Locally, there are far more alternate lenders than many people are aware of. Currently there are well over 60 specialised finance providers which exclude banks and private equity firms. These include specialised equipment finance providers, general and specialist finance houses and bridging financiers.

Banks cutting themselves off to potential business

Traditional lenders, such as the big banks, are understandably circumspect about financing growth at the moment. Unless deals specifically fit their criteria, many banks will simply decline the deal. What’s more, some banks have not been particularly open to referring clients to alternate lenders. In some instances this has been because there has not been much financial benefit in doing so or, because if something goes wrong with a referred or co-financed deal, people may come back to the banks and lay the blame at their feet.

However, the benefits of banks working with independent lending companies far outweigh the risks.

Independent financiers understand the requirements of clients. They can spend more time with them, they can work with the client to prepare their financial modeling and ask the questions which owner managed businesses often don’t think of, or may not know.

Independents can advise on what ratios other financiers will look at and can translate this into the format required by potential funders. Most importantly, independent lenders have access to a diverse network of funders.

An independent financing company can help source the best deals and the best terms. They will give the client an idea of the options as well as how to combine a funding solution which includes short-term, long-term and structured debt.  An independent lending company will also be in a position to mix and match growth finance institutions and products since they have working relationships with the banks (both big and small), the credit funds, the asset managers as well as select private funders – and are not beholden to any of them.

Acquisitions are also often incredibly time sensitive and short-term liquidity is often key to closing the deal. Independent lenders can find solutions for time sensitive transaction when funding is not available from commercial banks, or when they are taking too long with the loan applications.

Choosing the right team

When a deal is declined by a commercial bank, many people turn to their accountants for assistance. Together with good legal advisors, these professionals form a valuable part of the collaborative deal broking team.

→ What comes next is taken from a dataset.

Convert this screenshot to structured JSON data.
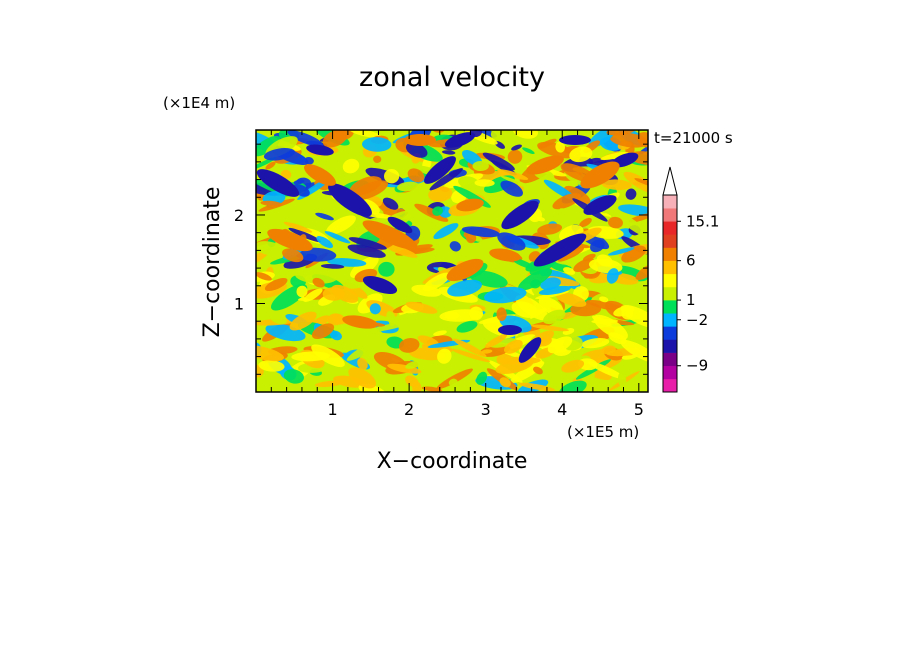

This can benefit the business owner as each company has its own unique requirements. This is influenced by the sector in which it operates as well as the company specifics. Accountants often have deep insight into companies, their operating requirements as well as their long-term growth strategies.

Moreover, many acquisitions include complex transactions as part of the deal. These include consolidation assessments and identifying and accounting for derivatives, complex financial instruments and new or modified stock compensation plans. Complex valuation techniques also further complicate a deal and it makes excellent sense for accountants to be part of the strategic team at the outset of the negotiation process.

Once the legal and accounting team have structured the deal most appropriate to the client, the logical next step is to turn to an independent lender to ensure the appropriate capital is raised.

While the traditional funding for acquisitions may be harder to come by, banks could take this opportunity to adopt a more collaborative stance. By working with the extended lending ecosystem and its associated professionals, banks will benefit from satisfied clients who will remain loyal and increase their transactional worth.